Parmalat, Tanzi:”Sono sereno”
“Sono sereno con la mia coscienza”. Così ha risposto ai cronisti Calisto Tanzi, presente in aula al processo di Milano che lo vede imputato di aggiotaggio insieme ad altre 20 persone nel processo per la vicenda Parmalat. Alla domanda se ha qualcosa da rimproverarsi, l’ex patron di Parmalat ha risposto: ” Ho da rimproverarmi molte cose, più di una”.
Infine a chi gli chiedeva come vede la nuova Parmalat rimessa in sesto da Enrico Bondi ha risposto:” Continuo a comprare i prodotti”. Tanzi non si è voluto sbilanciare, e con una battuta ha sottolineato però: “Anche perché sono buoni e sono i migliori” ma poi non ha risposto ai giornalisti che gli chiedevano che cosa pensasse del lavoro di risanamento del gruppo Parmalat fatto da Enrico Bondi ora presidente e già commissario straordinario. Rispondono invece i suoi legali Giampiero Biancolella e Fabio Belloni: “L’apprezzamento per il lavoro svolto da Bondi è pacifico”. Biancolella ha spiega di sperare ancora “in un processo unitario a Parma, perché‚ non è possibile separare le responsabilità degli amministratori da quelle di soggetti esterni. Qui a Milano ormai sembra non più possibile una riunificazione delle vicende processuali, ma a Parma sì”, ha concluso.

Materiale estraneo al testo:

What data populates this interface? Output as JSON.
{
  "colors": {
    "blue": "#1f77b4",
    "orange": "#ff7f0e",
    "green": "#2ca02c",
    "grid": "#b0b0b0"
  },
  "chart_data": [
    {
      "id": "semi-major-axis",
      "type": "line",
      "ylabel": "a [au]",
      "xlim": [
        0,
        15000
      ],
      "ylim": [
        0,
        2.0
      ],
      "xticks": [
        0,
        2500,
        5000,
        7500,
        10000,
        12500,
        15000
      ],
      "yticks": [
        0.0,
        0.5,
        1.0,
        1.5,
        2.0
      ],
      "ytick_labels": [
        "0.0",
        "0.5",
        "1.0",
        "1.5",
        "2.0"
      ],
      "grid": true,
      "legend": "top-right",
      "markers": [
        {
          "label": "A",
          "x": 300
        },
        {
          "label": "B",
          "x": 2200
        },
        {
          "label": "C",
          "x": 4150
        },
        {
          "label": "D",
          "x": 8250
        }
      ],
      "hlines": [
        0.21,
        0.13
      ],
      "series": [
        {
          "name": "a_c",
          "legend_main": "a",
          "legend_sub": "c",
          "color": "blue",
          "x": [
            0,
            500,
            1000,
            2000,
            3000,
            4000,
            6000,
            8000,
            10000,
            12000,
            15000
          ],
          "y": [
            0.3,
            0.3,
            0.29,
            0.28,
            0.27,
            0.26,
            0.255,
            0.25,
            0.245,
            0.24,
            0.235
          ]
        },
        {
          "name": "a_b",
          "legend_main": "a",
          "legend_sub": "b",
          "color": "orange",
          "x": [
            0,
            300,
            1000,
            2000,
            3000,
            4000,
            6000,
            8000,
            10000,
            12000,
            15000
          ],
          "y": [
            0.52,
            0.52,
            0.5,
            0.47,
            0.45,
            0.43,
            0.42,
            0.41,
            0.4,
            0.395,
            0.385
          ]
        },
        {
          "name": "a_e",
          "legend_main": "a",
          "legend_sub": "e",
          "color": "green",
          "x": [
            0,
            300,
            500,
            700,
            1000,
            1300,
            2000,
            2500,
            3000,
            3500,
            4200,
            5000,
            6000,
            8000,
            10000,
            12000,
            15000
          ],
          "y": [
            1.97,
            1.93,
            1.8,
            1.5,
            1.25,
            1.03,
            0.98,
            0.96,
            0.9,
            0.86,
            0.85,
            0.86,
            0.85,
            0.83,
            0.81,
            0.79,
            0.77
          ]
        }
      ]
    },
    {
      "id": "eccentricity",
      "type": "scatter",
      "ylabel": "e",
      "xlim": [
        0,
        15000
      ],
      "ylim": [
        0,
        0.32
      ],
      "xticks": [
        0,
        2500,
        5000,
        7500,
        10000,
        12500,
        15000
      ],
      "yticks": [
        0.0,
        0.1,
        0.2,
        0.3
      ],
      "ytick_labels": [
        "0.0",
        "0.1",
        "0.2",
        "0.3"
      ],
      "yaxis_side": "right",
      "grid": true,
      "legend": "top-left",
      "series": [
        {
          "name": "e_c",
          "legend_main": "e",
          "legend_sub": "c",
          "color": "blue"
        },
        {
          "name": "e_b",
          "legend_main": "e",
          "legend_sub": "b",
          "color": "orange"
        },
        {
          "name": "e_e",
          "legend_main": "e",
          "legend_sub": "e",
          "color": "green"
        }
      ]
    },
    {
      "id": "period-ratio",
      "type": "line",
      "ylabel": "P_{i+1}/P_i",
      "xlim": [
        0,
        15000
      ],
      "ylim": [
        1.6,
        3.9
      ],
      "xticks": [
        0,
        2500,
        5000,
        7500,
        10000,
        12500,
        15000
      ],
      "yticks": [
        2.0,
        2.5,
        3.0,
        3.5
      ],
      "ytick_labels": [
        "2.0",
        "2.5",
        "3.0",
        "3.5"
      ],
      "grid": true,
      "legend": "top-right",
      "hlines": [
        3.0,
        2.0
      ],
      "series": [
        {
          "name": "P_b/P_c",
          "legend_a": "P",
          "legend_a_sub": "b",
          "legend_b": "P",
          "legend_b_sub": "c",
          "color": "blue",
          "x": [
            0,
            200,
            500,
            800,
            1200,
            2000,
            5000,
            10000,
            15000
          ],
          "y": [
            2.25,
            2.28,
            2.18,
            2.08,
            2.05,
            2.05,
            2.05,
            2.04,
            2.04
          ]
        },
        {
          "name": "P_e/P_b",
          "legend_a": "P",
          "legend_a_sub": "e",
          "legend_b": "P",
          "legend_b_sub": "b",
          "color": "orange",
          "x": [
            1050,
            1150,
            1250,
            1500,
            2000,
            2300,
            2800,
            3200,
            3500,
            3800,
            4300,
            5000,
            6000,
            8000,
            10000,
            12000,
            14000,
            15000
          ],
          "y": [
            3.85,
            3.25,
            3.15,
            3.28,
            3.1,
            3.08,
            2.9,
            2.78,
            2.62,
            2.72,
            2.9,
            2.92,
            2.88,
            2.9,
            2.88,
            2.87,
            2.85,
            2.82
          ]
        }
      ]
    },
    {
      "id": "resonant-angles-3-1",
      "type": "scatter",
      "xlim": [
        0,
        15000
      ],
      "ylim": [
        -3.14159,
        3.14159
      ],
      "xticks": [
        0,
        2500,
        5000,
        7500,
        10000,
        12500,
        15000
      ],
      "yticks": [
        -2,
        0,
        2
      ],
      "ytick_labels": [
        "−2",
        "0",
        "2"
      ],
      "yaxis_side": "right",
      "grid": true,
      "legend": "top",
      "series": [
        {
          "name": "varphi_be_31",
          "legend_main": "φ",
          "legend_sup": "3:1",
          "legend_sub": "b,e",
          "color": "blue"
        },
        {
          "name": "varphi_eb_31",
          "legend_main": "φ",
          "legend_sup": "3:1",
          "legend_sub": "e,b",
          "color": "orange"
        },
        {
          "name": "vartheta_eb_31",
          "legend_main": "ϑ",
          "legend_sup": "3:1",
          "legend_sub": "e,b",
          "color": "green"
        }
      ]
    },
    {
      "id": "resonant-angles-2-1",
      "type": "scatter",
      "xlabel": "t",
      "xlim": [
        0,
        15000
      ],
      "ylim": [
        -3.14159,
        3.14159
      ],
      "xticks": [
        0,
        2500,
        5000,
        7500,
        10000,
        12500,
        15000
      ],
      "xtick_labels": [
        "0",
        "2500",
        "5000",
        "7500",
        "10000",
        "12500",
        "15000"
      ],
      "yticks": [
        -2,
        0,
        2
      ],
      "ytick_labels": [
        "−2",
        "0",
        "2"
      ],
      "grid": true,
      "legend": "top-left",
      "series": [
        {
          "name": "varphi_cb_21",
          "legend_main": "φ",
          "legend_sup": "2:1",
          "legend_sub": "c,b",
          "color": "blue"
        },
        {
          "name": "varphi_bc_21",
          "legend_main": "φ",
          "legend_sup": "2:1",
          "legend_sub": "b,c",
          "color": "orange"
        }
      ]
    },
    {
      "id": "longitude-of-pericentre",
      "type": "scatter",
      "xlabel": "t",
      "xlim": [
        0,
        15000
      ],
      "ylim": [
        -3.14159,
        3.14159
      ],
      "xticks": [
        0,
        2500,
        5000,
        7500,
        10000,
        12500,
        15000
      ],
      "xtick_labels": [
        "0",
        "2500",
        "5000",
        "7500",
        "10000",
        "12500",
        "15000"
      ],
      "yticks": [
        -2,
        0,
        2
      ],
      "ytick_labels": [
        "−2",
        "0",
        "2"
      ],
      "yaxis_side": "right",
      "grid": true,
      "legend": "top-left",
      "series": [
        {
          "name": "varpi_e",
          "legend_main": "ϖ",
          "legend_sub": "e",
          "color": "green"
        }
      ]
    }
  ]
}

Al processo anche Bondi: “Le banche sapevano”Anche l’attuale ad di Parmalat Enrico Bondi è giunto a palazzo di giustizia a Milano per una deposizione in qualità di testimone nell’ ambito della vicenda relativa al crac Parmalat. Bondi è entrato in aula con una grossa borsa blu piena di documenti. “Sono venuto a testimoniare” ha detto. L’ad di parmalat è arrivato in aula mentre i giudici sono in camera di consiglio su un problema procedurale concernente l’esclusione o meno di alcuni documenti che secondo le difese non dovrebbero far parte del procedimento.
E’ “fuori dubbio” che le banche fossero a conoscenza della reale situazione di Parmalat, ha detto Bondi. Per capire la situazione che ha portato all’insolvenza, aveva spiegato Bondi in precedenza prima di arrivare alla conclusione del suo ragionamento sul fatto che senza dubbio le banche erano a conoscenza della situazione, “bastavano semplici confronti sull’ indebitamento dichiarato a bilancio”. Tant’è che, ha aggiunto, “il livello del debito segnalato dalla centrale dei rischi e il debito a bilancio mostrava una differenza di 700 milioni nel ’97, poi diventato un miliardo nel 2002”.